The Progressive Outreach In Rural Texas
Photo by Ernie Journeys / Unsplash

For years, it seemed almost a given that numerous races in rural Texas would go uncontested, and whatever candidate had Republican on the ballot would automatically win. Now, a major organization is trying to challenge that dynamic, and pouring in resources to ensure that rural counties can have a fighting shot at electing the best candidate, regardless of party.

Contest Every Race is the brainchild of Movement Labs, a national incubator with a goal of building progressive power throughout the country. Founded in 2018, Contest Every Race officially moved into Texas in 2020. Contest Every Race works to ensure that candidates in rural parts of the country are both recruited and supported. They ensure this through an innovative grants program that can infuse up to $500 each quarter for participating coalitions that complete monthly actions. These actions can range from voter registration to door knocking to putting on a community event.

Rural counties are defined as those in the state with less than 150,000 residents. After expanding their program in July 2023, Contest Every Race operates in nineteen counties in Texas: Wood, Blanco, Lee, Calhoun, Anderson, Hunt, Shelby, Fayette, Jeff Davis, Frio, Parker, Rains, Medina, Andrews, Young, Navarro, Houston, Franklin, and Bastrop. 

LaShun Roy heads up their Texas efforts and she spoke with Texas Signal about increasing the impact of Contest Every Race even more this year. Since July of last year, they recruited 82 candidates and logged over 150 volunteer shifts.

According to Roy, one of the biggest misconceptions about working in rural Texas is that the community is disengaged. She pointed to a number of local races on the school board and municipal level that drew even more interest from candidates and voters.

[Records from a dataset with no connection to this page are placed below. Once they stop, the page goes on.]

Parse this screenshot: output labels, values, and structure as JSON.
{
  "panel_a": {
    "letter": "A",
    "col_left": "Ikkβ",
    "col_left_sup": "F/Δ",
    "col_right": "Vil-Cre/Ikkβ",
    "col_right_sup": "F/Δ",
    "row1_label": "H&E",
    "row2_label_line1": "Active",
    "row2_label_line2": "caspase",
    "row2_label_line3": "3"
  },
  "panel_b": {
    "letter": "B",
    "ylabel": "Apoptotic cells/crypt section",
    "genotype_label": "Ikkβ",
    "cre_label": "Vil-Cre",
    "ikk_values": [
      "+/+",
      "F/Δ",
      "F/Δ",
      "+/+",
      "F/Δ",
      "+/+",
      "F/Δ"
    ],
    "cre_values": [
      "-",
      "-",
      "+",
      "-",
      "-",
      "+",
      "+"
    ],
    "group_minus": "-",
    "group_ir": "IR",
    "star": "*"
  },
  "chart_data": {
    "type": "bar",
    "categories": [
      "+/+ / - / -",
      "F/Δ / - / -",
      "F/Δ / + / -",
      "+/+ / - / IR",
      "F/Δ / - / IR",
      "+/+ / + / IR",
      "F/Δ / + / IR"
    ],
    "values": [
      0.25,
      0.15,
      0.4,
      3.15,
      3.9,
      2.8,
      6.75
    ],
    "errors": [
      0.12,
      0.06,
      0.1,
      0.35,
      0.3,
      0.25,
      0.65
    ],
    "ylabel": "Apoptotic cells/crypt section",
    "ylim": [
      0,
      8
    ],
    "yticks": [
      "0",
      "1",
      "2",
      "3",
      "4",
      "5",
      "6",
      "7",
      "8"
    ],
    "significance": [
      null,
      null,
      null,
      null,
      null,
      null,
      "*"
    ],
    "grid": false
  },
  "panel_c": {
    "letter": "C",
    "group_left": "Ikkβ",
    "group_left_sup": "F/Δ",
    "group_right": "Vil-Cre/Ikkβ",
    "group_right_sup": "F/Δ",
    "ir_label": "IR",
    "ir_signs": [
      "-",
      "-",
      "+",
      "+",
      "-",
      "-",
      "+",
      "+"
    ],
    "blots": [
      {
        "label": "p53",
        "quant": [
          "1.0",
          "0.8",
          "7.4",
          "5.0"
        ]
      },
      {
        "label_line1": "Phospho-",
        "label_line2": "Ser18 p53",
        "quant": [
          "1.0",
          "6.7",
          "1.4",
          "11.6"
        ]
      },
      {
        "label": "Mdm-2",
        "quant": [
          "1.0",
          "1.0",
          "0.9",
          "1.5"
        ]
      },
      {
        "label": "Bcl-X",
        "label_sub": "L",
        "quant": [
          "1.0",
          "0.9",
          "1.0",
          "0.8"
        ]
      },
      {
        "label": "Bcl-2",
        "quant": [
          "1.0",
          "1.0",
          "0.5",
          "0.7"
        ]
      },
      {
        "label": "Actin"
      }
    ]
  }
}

For Roy, working in the model with Contest Every Race has been a chance to tap into communities that often feel ignored, but at the same time want to work against voter apathy.

Issues that her teams in rural counties have been encountering vary from vouchers, which could deprive rural counties of funding, and the environment, particularly when it comes to water. She also hears that cost of living is a big concern, for folks over fifty. “How are they going to be able to go to the doctor or afford their medication?” notes Roy.

Brit Bender, who is the Organizing Director of Contest Every Race, says relational organizing is a key component of what makes her group so impactful. Getting their grant teams comfortable with peer to peer engaging not only spurs potential new voters, it helps “build our base,” she says.

While Bender concedes the importance of national or statewide races, it’s closer to the community where she sees the biggest effect. “How do we build that bench of Democrats on the local level?” Some preliminary data from 2022 shows that in counties where Contest Every Race was operating, Democrats increased their share of the vote by two to three points.

In Texas, relational organizing is something that Roy sees every day. In fact, a lot of organizing is an organic outgrowth of the outreach that’s already happening in places like churches or historic community centers. For this next election cycle, Roy is excited to continue the work in rural counties. “You have to talk to your neighbors and to the people you know and come together for whatever you want to see changed or believe in.”